I thank the Lord Speaker for the opportunity to pay tribute to Her Majesty the Queen today. Like my noble friend Lady Taylor, I am very conscious of the powerful, heartfelt and sincere speeches that have led the debate. I am sure that we are all very grateful for that. I know that all our thoughts are with the members of the Royal Family at this time of deep sadness and loss. I join everyone in sending my condolences to them.

Over my lifetime, the Queen visited my home city of Leeds on many occasions. My memories go back, as so many have said do theirs, to lining a route as a schoolgirl to watch the royal car pass. I have to say that I will never forget the trauma of my sister losing her flag at the key moment as the car was just about to pass. In fact, I think she is still traumatised more than 60 years later. Even at that very young age, I recognised the enormous significance of Her Majesty’s visit and her interest in our part of the United Kingdom.

It was my great privilege, 10 years ago this summer, as deputy leader of Leeds City Council to invite the Queen and Prince Philip to launch the Child Friendly Leeds initiative—a central pillar in the city’s improvement journey in children’s services. The Queen, at the same time, reopened the newly refurbished City Varieties—I am sure your Lordships all know the venue of “The Good Old Days” fame. We had a brilliant cast of young people performing fearlessly for her on stage.

My personal duties included escorting the Queen and Prince Philip from the building in a newly installed glass lift on the outside of the building: what could possibly go wrong? I have to say, I did feel some trepidation at the task, but both the Queen and Prince Philip put me at me ease instantly, and Prince Philip was particularly fascinated by the mechanics of the new lift. Sadly, I was unable to enlighten him on the finer workings of the mechanisms.

We walked down to Briggate—the main pedestrianised shopping street in Leeds—and I will never forget the roar of delight that hit us as we turned the corner to find both sides of the street thronged with hundreds and hundreds of children from every primary school in Leeds. It was simply breathtaking. I saw, first-hand, how they both interacted with the children and particularly how Prince Philip was assiduous in supporting the Queen so that every child felt included. It was a real pleasure to see them working so naturally and engagingly, talking to so many children and young people; I have never seen so many floral tributes, cuddly toys—you name it—all of the gifts that the children wanted to give to the royal couple. Those children and young people will never forget that day, and I know how much it has inspired them over the years.

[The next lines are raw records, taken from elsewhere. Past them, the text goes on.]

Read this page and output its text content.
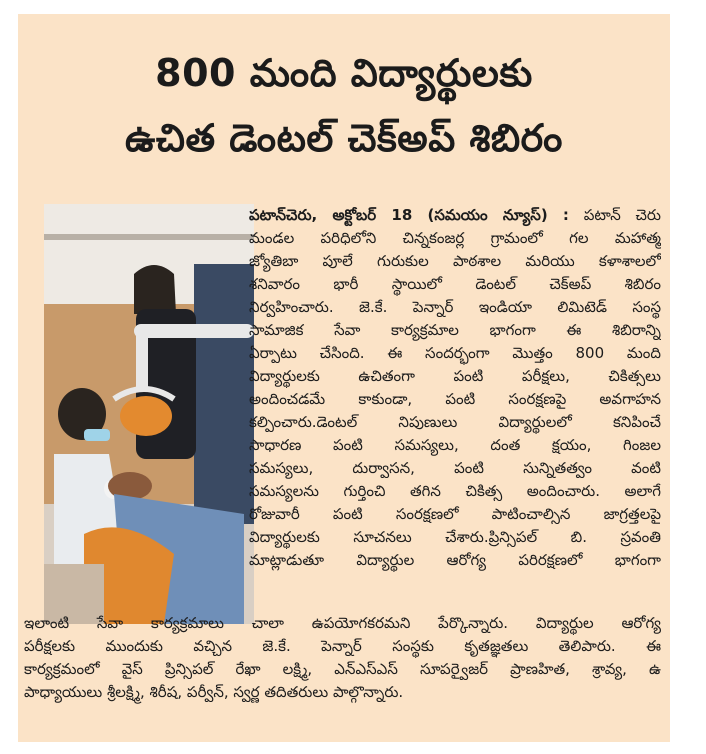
800 మంది విద్యార్థులకు
ఉచిత డెంటల్ చెక్అప్ శిబిరం
పటాన్‌చెరు, అక్టోబర్ 18 (సమయం న్యూస్) : పటాన్ చెరు
మండల పరిధిలోని చిన్నకంజర్ల గ్రామంలో గల మహాత్మ
జ్యోతిబా పూలే గురుకుల పాఠశాల మరియు కళాశాలలో
శనివారం భారీ స్థాయిలో డెంటల్ చెక్అప్ శిబిరం
నిర్వహించారు. జె.కే. పెన్నార్ ఇండియా లిమిటెడ్ సంస్థ
సామాజిక సేవా కార్యక్రమాల భాగంగా ఈ శిబిరాన్ని
ఏర్పాటు చేసింది. ఈ సందర్భంగా మొత్తం 800 మంది
విద్యార్థులకు ఉచితంగా పంటి పరీక్షలు, చికిత్సలు
అందించడమే కాకుండా, పంటి సంరక్షణపై అవగాహన
కల్పించారు.డెంటల్ నిపుణులు విద్యార్థులలో కనిపించే
సాధారణ పంటి సమస్యలు, దంత క్షయం, గింజల
సమస్యలు, దుర్వాసన, పంటి సున్నితత్వం వంటి
సమస్యలను గుర్తించి తగిన చికిత్స అందించారు. అలాగే
రోజువారీ పంటి సంరక్షణలో పాటించాల్సిన జాగ్రత్తలపై
విద్యార్థులకు సూచనలు చేశారు.ప్రిన్సిపల్ బి. స్రవంతి
మాట్లాడుతూ విద్యార్థుల ఆరోగ్య పరిరక్షణలో భాగంగా
ఇలాంటి సేవా కార్యక్రమాలు చాలా ఉపయోగకరమని పేర్కొన్నారు. విద్యార్థుల ఆరోగ్య
పరీక్షలకు ముందుకు వచ్చిన జె.కే. పెన్నార్ సంస్థకు కృతజ్ఞతలు తెలిపారు. ఈ
కార్యక్రమంలో వైస్ ప్రిన్సిపల్ రేఖా లక్ష్మి, ఎన్ఎస్ఎస్ సూపర్వైజర్ ప్రాణహిత, శ్రావ్య, ఉ
పాధ్యాయులు శ్రీలక్ష్మి, శిరీష, పర్వీన్, స్వర్ణ తదితరులు పాల్గొన్నారు.
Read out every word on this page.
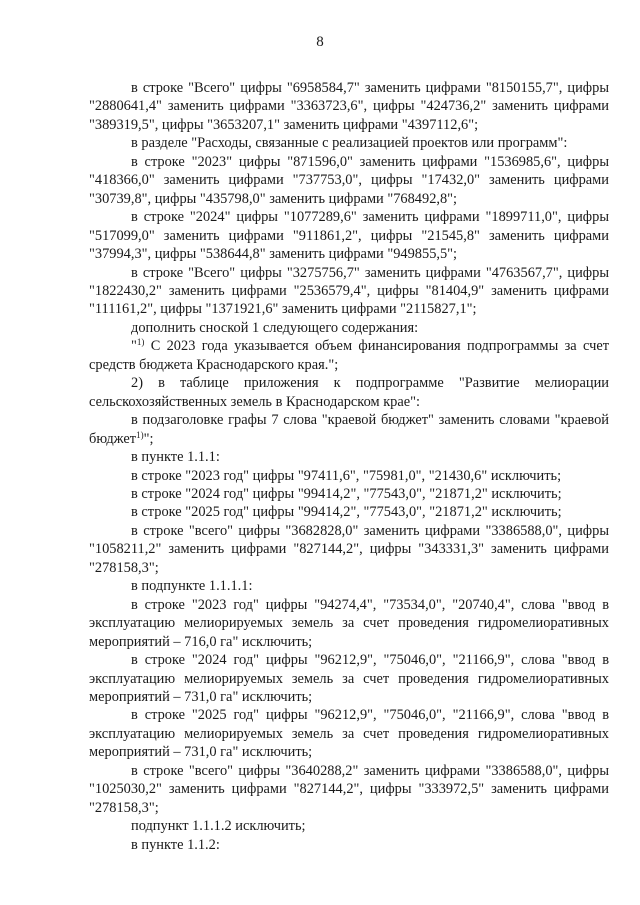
8

в строке "Всего" цифры "6958584,7" заменить цифрами "8150155,7", цифры "2880641,4" заменить цифрами "3363723,6", цифры "424736,2" заменить цифрами "389319,5", цифры "3653207,1" заменить цифрами "4397112,6";

в разделе "Расходы, связанные с реализацией проектов или программ":

в строке "2023" цифры "871596,0" заменить цифрами "1536985,6", цифры "418366,0" заменить цифрами "737753,0", цифры "17432,0" заменить цифрами "30739,8", цифры "435798,0" заменить цифрами "768492,8";

в строке "2024" цифры "1077289,6" заменить цифрами "1899711,0", цифры "517099,0" заменить цифрами "911861,2", цифры "21545,8" заменить цифрами "37994,3", цифры "538644,8" заменить цифрами "949855,5";

в строке "Всего" цифры "3275756,7" заменить цифрами "4763567,7", цифры "1822430,2" заменить цифрами "2536579,4", цифры "81404,9" заменить цифрами "111161,2", цифры "1371921,6" заменить цифрами "2115827,1";

дополнить сноской 1 следующего содержания:

"$^{1)}$ С 2023 года указывается объем финансирования подпрограммы за счет средств бюджета Краснодарского края.";

2) в таблице приложения к подпрограмме "Развитие мелиорации сельскохозяйственных земель в Краснодарском крае":

в подзаголовке графы 7 слова "краевой бюджет" заменить словами "краевой бюджет$^{1)}$";

в пункте 1.1.1:

в строке "2023 год" цифры "97411,6", "75981,0", "21430,6" исключить;

в строке "2024 год" цифры "99414,2", "77543,0", "21871,2" исключить;

в строке "2025 год" цифры "99414,2", "77543,0", "21871,2" исключить;

в строке "всего" цифры "3682828,0" заменить цифрами "3386588,0", цифры "1058211,2" заменить цифрами "827144,2", цифры "343331,3" заменить цифрами "278158,3";

в подпункте 1.1.1.1:

в строке "2023 год" цифры "94274,4", "73534,0", "20740,4", слова "ввод в эксплуатацию мелиорируемых земель за счет проведения гидромелиоративных мероприятий – 716,0 га" исключить;

в строке "2024 год" цифры "96212,9", "75046,0", "21166,9", слова "ввод в эксплуатацию мелиорируемых земель за счет проведения гидромелиоративных мероприятий – 731,0 га" исключить;

в строке "2025 год" цифры "96212,9", "75046,0", "21166,9", слова "ввод в эксплуатацию мелиорируемых земель за счет проведения гидромелиоративных мероприятий – 731,0 га" исключить;

в строке "всего" цифры "3640288,2" заменить цифрами "3386588,0", цифры "1025030,2" заменить цифрами "827144,2", цифры "333972,5" заменить цифрами "278158,3";

подпункт 1.1.1.2 исключить;

в пункте 1.1.2:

We will always remember the Queen’s extraordinary sense of duty and her commitment to people and communities the length and breadth of the country. Her depth of knowledge concerning organisations and backgrounds to events that she attended was simply astounding, revealing her intense interest in the people she was meeting. I think it was this attention to detail that helps explain why she is so well respected and loved by so many people across the country.

I am grateful for the opportunity to say an enormous thank you for the Queen’s life, her service, her sense of duty and her extraordinary contribution to public life across the world over the 70 years of her reign.